Académica, Faculty of Design, Architecture and Building, University of Technology Sydney, Sydney, Australia

Gonzalo Valiente

Académico, Faculty of Design, Architecture and Building, University of Technology Sydney, Sydney, Australia

Jorge Valiente

Académico, Faculty of Design, Architecture and Building, University of Technology Sydney, Sydney, Australia

Miguel Rodríguez Casellas

Académico, Faculty of Design, Architecture and Building, University of Technology Sydney, Sydney, Australia.

El ser vivo más grande el planeta – el gran arrecife de Coral de Australia – empezó a decolorarse en 2016 como efecto ecosistémico del cambio climático. Este episodio sirve como lente para mirar no sólo la forma en que el patrimonio de la humanidad se ve afectado por el calentamiento global, sino también cómo los gobiernos niegan esto con estrategias falsas de protección ambiental en paralelo a la promoción continua de los combustibles fósiles.
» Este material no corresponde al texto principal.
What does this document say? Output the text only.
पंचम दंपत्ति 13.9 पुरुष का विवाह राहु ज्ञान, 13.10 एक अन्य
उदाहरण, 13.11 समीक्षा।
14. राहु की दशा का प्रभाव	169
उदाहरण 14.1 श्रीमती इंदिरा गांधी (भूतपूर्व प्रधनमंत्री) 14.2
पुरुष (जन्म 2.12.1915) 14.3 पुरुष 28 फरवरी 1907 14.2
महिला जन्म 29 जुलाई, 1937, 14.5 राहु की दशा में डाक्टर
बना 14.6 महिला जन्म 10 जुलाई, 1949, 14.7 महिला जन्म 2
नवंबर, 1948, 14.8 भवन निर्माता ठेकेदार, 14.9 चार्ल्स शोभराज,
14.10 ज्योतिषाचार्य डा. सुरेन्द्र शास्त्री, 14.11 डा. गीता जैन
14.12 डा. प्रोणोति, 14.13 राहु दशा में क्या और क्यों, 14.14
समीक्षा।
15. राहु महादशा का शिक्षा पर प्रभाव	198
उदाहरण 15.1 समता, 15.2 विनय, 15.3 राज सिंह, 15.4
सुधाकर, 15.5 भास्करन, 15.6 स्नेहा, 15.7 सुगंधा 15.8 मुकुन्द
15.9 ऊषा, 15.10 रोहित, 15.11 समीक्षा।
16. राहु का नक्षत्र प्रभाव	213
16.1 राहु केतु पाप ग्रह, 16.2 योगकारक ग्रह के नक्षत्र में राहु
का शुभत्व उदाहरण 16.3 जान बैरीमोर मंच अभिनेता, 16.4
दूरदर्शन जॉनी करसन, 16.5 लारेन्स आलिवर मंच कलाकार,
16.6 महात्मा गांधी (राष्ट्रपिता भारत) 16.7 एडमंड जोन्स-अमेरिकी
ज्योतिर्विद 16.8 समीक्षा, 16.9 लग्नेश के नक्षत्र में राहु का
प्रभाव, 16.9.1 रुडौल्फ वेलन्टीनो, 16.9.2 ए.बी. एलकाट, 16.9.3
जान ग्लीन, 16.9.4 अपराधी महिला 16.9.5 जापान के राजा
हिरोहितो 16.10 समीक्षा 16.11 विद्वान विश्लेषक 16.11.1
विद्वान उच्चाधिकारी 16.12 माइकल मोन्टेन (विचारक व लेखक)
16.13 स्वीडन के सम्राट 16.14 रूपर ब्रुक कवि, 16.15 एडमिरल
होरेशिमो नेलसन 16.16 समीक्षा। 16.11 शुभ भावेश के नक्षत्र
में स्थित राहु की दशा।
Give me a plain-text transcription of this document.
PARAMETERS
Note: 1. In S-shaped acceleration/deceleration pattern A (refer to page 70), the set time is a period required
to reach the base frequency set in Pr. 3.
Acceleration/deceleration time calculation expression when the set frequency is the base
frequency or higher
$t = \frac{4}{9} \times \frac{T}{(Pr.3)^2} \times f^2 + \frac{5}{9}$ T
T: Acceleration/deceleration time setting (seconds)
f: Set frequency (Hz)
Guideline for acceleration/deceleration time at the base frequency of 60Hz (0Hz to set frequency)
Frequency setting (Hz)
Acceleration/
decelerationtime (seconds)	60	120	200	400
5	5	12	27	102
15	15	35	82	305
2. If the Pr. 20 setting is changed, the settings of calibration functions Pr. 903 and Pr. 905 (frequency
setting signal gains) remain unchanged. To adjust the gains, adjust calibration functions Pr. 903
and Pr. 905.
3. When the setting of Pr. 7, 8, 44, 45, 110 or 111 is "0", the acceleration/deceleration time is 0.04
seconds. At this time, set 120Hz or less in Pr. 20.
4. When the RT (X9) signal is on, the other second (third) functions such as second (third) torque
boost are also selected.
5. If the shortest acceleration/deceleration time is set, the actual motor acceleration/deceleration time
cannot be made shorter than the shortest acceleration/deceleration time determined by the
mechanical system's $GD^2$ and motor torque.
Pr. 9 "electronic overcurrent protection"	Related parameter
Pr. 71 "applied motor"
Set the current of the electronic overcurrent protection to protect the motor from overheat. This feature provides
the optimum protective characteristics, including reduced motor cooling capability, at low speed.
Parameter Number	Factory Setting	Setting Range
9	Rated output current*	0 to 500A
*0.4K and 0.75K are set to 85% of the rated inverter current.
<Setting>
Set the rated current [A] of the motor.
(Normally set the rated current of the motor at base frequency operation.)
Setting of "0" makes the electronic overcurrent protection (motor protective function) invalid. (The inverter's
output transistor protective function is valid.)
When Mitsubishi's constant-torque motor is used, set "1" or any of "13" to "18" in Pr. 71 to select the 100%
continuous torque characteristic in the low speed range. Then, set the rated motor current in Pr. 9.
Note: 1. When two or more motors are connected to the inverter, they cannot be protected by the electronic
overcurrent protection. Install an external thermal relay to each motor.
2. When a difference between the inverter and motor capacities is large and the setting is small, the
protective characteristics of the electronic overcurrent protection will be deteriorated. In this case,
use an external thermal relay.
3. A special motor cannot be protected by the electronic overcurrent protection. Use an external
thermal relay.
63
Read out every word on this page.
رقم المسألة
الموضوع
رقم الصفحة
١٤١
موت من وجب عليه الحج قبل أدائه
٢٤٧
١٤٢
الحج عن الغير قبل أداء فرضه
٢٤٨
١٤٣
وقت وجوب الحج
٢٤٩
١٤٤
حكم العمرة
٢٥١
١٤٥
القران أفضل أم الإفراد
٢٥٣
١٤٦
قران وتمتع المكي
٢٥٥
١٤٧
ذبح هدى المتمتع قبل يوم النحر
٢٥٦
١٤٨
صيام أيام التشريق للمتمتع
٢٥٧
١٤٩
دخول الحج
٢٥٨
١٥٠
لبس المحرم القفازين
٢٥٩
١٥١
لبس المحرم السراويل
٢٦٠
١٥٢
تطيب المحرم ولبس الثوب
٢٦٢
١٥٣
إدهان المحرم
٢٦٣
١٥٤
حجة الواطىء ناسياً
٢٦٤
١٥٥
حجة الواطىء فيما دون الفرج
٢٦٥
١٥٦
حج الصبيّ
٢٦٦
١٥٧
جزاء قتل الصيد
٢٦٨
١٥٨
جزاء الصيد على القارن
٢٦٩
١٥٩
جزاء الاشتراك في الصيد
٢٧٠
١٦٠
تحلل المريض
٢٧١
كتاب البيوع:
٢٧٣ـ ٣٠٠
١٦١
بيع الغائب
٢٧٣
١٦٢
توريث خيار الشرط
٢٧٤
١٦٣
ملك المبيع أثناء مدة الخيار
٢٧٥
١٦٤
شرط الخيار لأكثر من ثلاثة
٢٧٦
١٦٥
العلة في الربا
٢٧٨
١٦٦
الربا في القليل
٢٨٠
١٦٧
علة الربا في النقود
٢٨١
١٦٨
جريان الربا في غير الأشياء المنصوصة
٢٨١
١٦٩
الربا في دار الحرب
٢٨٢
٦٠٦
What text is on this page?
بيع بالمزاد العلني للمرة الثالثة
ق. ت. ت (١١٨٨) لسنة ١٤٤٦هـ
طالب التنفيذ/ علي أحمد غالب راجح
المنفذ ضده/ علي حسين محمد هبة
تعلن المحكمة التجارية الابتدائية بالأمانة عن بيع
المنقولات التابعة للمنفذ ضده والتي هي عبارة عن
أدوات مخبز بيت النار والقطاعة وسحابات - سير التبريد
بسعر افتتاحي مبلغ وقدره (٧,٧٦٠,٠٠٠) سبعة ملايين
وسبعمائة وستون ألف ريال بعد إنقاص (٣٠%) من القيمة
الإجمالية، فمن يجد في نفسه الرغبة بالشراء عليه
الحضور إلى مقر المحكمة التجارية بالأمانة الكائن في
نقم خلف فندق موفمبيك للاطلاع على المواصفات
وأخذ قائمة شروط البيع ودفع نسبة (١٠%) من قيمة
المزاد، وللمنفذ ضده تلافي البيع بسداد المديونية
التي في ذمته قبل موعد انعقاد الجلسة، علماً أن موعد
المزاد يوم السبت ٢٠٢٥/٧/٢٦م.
La Gran Barrera de Coral australiana, considerada el organismo vivo más grande del planeta, fue declarada patrimonio mundial de la Unesco en 19811, añadiendo a sus funciones ecosistémicas ocupaciones simbólicas dignas de una marca global del deseo. Este arrecife es uno de los pocos entornos, junto a la selva amazónica, el desierto del Sahara o los glaciares de la Antártida, que consigue colarse en el imaginario global de lo sublime. Sin embargo, desde el 2016, la gran barrera ha decidido interpelar a Australia y al mundo con una protesta animal de escala territorial en la que dos acontecimientos masivos de blanqueamiento de coral desvistieron la idílica postal submarina de su atesorado colorido. La barrera se tiñe de blanco2 haciendo públicos tanto el frágil estado de sus ecosistemas como el escándalo de su insostenible y fraudulenta gestión ambiental.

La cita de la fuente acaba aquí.